The VAT is also more conducive to investment than a sales tax, which tends to fall disproportionately on certain types of businesses, such as manufacturers. In Canada, for example, some provinces converted their sales taxes into VATs after the national government introduced its VAT in 1991. The converts saw a significant boost in machinery and equipment investment.
A third objection to the VAT, typically leveled by Republicans, is that the government would become addicted to the revenue it generates, hindering efforts to control taxes and spending. The experience of Canada, which ultimately lowered its federal VAT to 5 percent from 7 percent, suggests this concern is overblown. In any case, it can easily be addressed by making the VAT part of a focused deficit-reduction program.

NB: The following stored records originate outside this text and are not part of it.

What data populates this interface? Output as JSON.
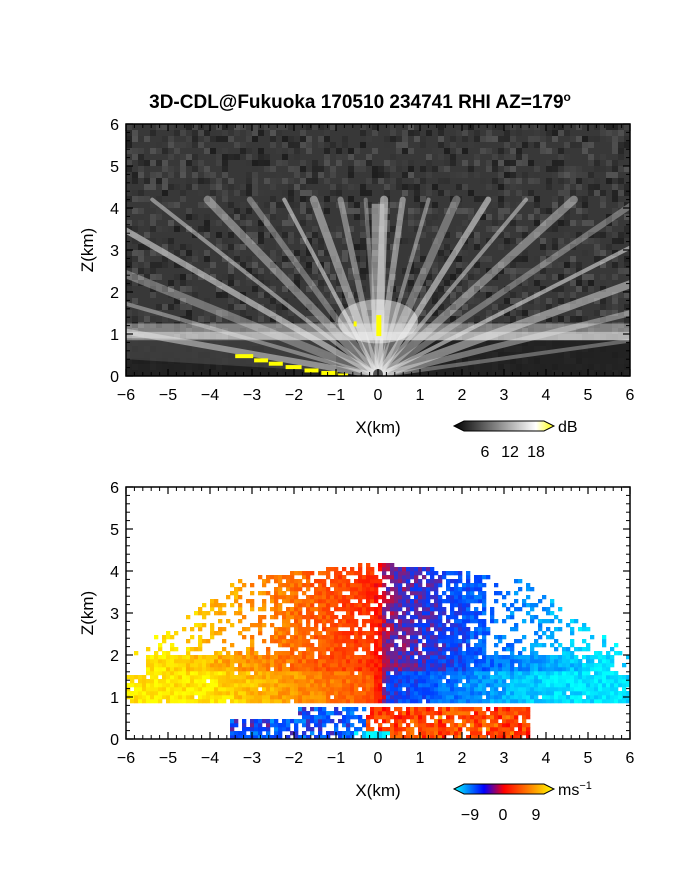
{
  "title": "3D-CDL@Fukuoka 170510 234741 RHI AZ=179",
  "title_superscript": "o",
  "chart_data": [
    {
      "type": "heatmap",
      "name": "backscatter-intensity",
      "xlabel": "X(km)",
      "ylabel": "Z(km)",
      "xlim": [
        -6,
        6
      ],
      "ylim": [
        0,
        6
      ],
      "xticks": [
        "-6",
        "-5",
        "-4",
        "-3",
        "-2",
        "-1",
        "0",
        "1",
        "2",
        "3",
        "4",
        "5",
        "6"
      ],
      "yticks": [
        "0",
        "1",
        "2",
        "3",
        "4",
        "5",
        "6"
      ],
      "grid": false,
      "colorbar": {
        "unit": "dB",
        "ticks": [
          "6",
          "12",
          "18"
        ],
        "colors": [
          "#000000",
          "#ffffff",
          "#ffff00"
        ]
      },
      "boundary_layer_top_km": 0.85,
      "ray_angles_deg": [
        8,
        14,
        20,
        27,
        34,
        42,
        50,
        58,
        66,
        74,
        82,
        88,
        94,
        102,
        110,
        118,
        126,
        134,
        142,
        150,
        158,
        164,
        170
      ],
      "ray_max_height_km": 4.2,
      "highlight_color": "#ffff00"
    },
    {
      "type": "heatmap",
      "name": "radial-velocity",
      "xlabel": "X(km)",
      "ylabel": "Z(km)",
      "xlim": [
        -6,
        6
      ],
      "ylim": [
        0,
        6
      ],
      "xticks": [
        "-6",
        "-5",
        "-4",
        "-3",
        "-2",
        "-1",
        "0",
        "1",
        "2",
        "3",
        "4",
        "5",
        "6"
      ],
      "yticks": [
        "0",
        "1",
        "2",
        "3",
        "4",
        "5",
        "6"
      ],
      "grid": false,
      "colorbar": {
        "unit": "ms",
        "unit_superscript": "−1",
        "ticks": [
          "−9",
          "0",
          "9"
        ],
        "range": [
          -12,
          12
        ],
        "colors": [
          "#00ffff",
          "#0000ff",
          "#ff0000",
          "#ffff00"
        ]
      },
      "data_extent": {
        "main_layer_km": [
          0.85,
          4.1
        ],
        "lower_layer_km": [
          0.0,
          0.8
        ],
        "x_range_km": [
          -6,
          6
        ]
      }
    }
  ]
}
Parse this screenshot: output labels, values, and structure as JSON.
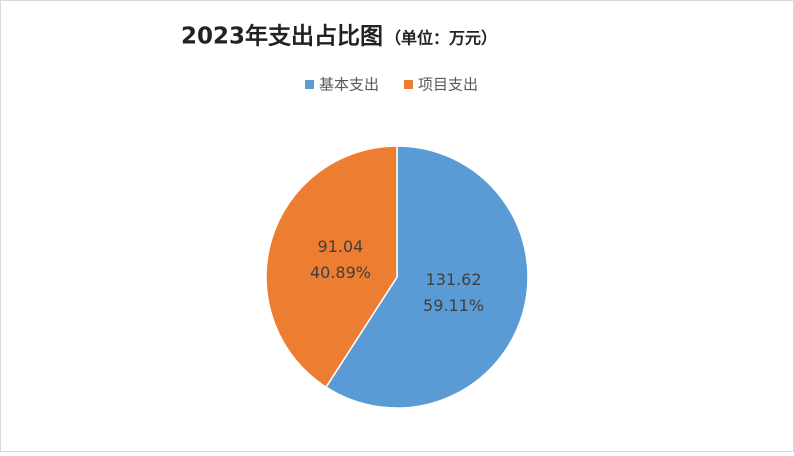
{
  "chart_data": {
    "type": "pie",
    "title": "2023年支出占比图",
    "unit": "（单位：万元）",
    "categories": [
      "基本支出",
      "项目支出"
    ],
    "values": [
      131.62,
      91.04
    ],
    "percent_labels": [
      "59.11%",
      "40.89%"
    ],
    "colors": [
      "#5b9bd5",
      "#ed7d31"
    ],
    "legend": "top"
  }
}
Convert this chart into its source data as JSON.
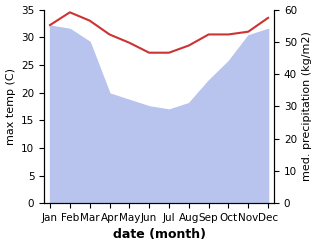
{
  "months": [
    "Jan",
    "Feb",
    "Mar",
    "Apr",
    "May",
    "Jun",
    "Jul",
    "Aug",
    "Sep",
    "Oct",
    "Nov",
    "Dec"
  ],
  "month_indices": [
    0,
    1,
    2,
    3,
    4,
    5,
    6,
    7,
    8,
    9,
    10,
    11
  ],
  "max_temp": [
    32.2,
    34.5,
    33.0,
    30.5,
    29.0,
    27.2,
    27.2,
    28.5,
    30.5,
    30.5,
    31.0,
    33.5
  ],
  "precipitation": [
    55,
    54,
    50,
    34,
    32,
    30,
    29,
    31,
    38,
    44,
    52,
    54
  ],
  "fill_color": "#b8c4ee",
  "precip_line_color": "#cc3333",
  "temp_ylim": [
    0,
    35
  ],
  "precip_ylim": [
    0,
    60
  ],
  "xlabel": "date (month)",
  "ylabel_left": "max temp (C)",
  "ylabel_right": "med. precipitation (kg/m2)",
  "background_color": "#ffffff",
  "ylabel_left_fontsize": 8,
  "ylabel_right_fontsize": 8,
  "xlabel_fontsize": 9,
  "tick_fontsize": 7.5,
  "line_width": 1.5
}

A 10 percent VAT with an income-tax credit would generate revenue equal to about 2 percent of GDP, covering about a third of the U.S. government’s fiscal gap. If states converted their sales taxes, the combined rate would be about 15 percent to 17 percent, lower than in most European countries. The time needed to implement a VAT — as much as two years — could even provide a much-needed economic stimulus. If people knew the tax was coming, they would probably make big purchases now.
Make no mistake: The VAT would be a new tax. It would raise the total burden on U.S. taxpayers and, once it takes effect, would almost certainly take a bite out of consumer spending. But done in concert with broader tax reform, it would go a long way toward solving the country’s fiscal crisis.
If there’s a better way, we’d love to hear about it.